What 'Black Panther' Means To Me

Black Panther dropped in theaters on Feb. 15, but the hype was a year in the making.

Ever since the character of Black Panther came on to the scene with Captain America: Civil War, the excitement for the characters solo movie was incredible. I knew  Black Panther was going to be the first big, motion picture superhero movie centered around black culture.

The film has already broken ticket sales and is on track to be the highest grossing movie Marvel has ever made. So, yeah. You could say it’s a pretty big deal. Weeks leading up to the release, the hashtag #WhatBlackPanterMeansToMe popped up all over Twitter. It’s clear to see that the movie is not only on track to win awards, but also win over the underrepresented people it glorifies.

Some are pointing out that the movie shines a light on African culture — without Americans. Black Panther is a chance to show an African country develop and thrive without white colonization. Beyond that, these characters movies surpass the cliche “black pain." This narrative is almost nonexistent in multi-billion dollar production like Black Panther. Others are praising the movie for not only the almost entire black cast, but the black director.

This comes right after the release of D.C. Comics' Wonder Woman. People loved that a women could be portrayed as strong and did not need a male counterpart. Wonder Woman also had a female director take control of the project. Not only are different demographics being represented in huge films, but audiences are noticing. In my mind, Wonder Woman was one of, if not *the* most groundbreaking superhero film made thus far.

These movies aren’t just pleasing to adults who finally feel represented, but they're are loved by audiences of ages. Just as Wonder Woman presented an amazing role model to the youngest generation, Black Panther has become a mantra to young African American kids. With the Twitter hashtag, some parents were loving that their children could sit in the theaters and see a man, as dark as them be the hero. In today’s news, children of color don’t get to see people they can identify with on the “winning side." Parents not only loved what it meant to them, but to their children. One tweet even read: “My seven year old grandson exclaimed ‘Superheros can be Brown people too?!’”

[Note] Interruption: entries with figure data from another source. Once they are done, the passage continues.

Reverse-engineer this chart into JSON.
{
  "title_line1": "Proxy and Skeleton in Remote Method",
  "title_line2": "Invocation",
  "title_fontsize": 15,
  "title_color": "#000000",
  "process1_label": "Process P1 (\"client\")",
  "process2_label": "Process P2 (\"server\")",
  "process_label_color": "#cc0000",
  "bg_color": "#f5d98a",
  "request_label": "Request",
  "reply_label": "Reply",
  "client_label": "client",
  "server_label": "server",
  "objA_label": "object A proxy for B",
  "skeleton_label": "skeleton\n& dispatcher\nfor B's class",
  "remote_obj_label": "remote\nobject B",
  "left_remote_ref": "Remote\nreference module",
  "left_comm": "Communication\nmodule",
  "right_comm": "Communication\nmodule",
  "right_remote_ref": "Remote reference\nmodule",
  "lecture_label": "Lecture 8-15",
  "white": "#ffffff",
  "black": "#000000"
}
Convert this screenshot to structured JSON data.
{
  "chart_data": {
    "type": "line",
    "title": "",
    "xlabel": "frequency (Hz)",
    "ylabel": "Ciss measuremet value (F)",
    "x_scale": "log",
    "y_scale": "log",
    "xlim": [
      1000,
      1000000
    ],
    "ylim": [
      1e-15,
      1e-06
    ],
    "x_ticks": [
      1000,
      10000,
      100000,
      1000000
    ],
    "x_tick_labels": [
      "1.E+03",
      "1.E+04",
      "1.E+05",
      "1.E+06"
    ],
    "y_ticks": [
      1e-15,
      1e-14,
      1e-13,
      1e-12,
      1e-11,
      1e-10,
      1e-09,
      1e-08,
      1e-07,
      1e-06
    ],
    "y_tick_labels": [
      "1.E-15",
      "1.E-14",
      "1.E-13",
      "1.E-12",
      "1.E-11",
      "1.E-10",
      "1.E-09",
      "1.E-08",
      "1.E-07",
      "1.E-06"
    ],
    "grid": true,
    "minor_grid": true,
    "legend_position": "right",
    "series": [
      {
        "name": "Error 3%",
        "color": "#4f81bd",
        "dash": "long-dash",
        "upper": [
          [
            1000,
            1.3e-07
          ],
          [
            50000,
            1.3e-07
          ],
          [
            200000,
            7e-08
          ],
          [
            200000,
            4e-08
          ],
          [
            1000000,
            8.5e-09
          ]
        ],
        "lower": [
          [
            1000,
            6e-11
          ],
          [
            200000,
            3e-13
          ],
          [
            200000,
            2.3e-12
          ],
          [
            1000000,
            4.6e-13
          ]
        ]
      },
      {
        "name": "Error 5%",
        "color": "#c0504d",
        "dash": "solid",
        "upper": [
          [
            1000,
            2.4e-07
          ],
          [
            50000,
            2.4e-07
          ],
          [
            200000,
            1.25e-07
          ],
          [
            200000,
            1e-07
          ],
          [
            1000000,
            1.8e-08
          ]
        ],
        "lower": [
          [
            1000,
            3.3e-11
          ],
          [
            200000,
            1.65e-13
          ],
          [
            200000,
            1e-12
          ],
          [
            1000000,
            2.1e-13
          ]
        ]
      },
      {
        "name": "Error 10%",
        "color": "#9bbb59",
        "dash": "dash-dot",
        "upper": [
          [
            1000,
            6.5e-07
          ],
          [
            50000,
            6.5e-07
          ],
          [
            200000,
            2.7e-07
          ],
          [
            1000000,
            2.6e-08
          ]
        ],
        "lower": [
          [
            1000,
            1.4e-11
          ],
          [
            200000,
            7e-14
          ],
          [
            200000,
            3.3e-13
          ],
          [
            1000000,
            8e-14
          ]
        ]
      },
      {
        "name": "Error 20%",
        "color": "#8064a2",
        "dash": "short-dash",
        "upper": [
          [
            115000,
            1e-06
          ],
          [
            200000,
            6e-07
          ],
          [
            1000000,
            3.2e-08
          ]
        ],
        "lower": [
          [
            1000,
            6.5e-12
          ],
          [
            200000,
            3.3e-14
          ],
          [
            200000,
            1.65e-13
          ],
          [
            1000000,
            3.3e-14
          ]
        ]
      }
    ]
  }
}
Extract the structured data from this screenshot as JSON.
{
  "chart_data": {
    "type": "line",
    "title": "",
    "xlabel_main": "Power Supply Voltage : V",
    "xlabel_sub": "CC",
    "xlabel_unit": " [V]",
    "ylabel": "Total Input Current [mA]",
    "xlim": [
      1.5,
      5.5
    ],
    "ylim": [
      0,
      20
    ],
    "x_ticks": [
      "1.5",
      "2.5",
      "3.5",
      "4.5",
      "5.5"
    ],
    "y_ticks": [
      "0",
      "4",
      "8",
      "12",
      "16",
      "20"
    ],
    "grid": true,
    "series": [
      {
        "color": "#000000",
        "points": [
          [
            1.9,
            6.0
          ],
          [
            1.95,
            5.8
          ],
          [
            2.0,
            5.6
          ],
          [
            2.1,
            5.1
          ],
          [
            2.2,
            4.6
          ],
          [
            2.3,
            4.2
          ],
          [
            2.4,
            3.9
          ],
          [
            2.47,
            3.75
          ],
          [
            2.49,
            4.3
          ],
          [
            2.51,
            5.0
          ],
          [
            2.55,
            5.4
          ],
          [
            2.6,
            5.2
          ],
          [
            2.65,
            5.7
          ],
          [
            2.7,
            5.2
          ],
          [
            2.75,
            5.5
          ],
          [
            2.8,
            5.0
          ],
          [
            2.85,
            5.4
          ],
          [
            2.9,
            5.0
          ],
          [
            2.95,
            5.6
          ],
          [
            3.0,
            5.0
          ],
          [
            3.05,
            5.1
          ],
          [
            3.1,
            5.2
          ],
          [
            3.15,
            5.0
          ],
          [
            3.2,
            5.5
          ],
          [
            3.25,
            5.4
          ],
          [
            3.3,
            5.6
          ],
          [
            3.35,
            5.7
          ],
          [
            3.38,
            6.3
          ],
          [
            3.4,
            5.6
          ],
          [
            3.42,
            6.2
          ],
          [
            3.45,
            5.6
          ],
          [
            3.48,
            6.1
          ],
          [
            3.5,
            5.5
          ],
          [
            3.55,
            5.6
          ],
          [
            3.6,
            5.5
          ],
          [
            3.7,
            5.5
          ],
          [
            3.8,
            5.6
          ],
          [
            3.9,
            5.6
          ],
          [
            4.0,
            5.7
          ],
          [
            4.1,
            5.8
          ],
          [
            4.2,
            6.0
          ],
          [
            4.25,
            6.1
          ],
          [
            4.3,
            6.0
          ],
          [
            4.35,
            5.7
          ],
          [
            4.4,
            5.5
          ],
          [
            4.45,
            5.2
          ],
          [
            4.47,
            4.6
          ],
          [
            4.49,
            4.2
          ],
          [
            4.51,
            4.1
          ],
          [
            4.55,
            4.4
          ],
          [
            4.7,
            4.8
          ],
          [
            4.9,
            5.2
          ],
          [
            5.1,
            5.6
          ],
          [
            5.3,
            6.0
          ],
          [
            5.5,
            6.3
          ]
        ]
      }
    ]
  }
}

Even young girls have strong, powerful black women to look up to. Lupita Nyong'o and Danai Gurira are dark-skinned women in places of power in the fictional country of Wakanda.

Clearly, movies like Black Panther have an effect on us now, but the generation that gets to grow up with that as their standard just may be on to something.

Black Panther isn’t only taking on the typical movie narrative, it fits within the niche genre of Afro-Futurism. Afro-Futurism is a literary and cultural aesthetic that combines historical fiction of Africa and science fiction. As someone who had no clue what Afro-Futurism was until she looked it up, that makes me even more hype for the new wave of storytelling.

Black Panther is the start of a movement. A movement that is going to shake up the tradition, white-centric narrative that all movies gravitate toward. When Marvel was doing the first edit and cut of the movie, it was rumored to be 4 hours long. There were people who were begging Marvel to keep it. Audiences were so excited for something so new that they would be willing to sit in the theaters for 4+ hours to watch a single movie. That’s not only dedication, that is pure excitement.

Black Panther has set a new standard for movies. Movies about minorities and underrepresented audiences can be — and are — big office sellers. The matter of the fact is that people can relate to stories. But the ones that are going to resonate the hardest are with characters and stories that reflect them and their reality.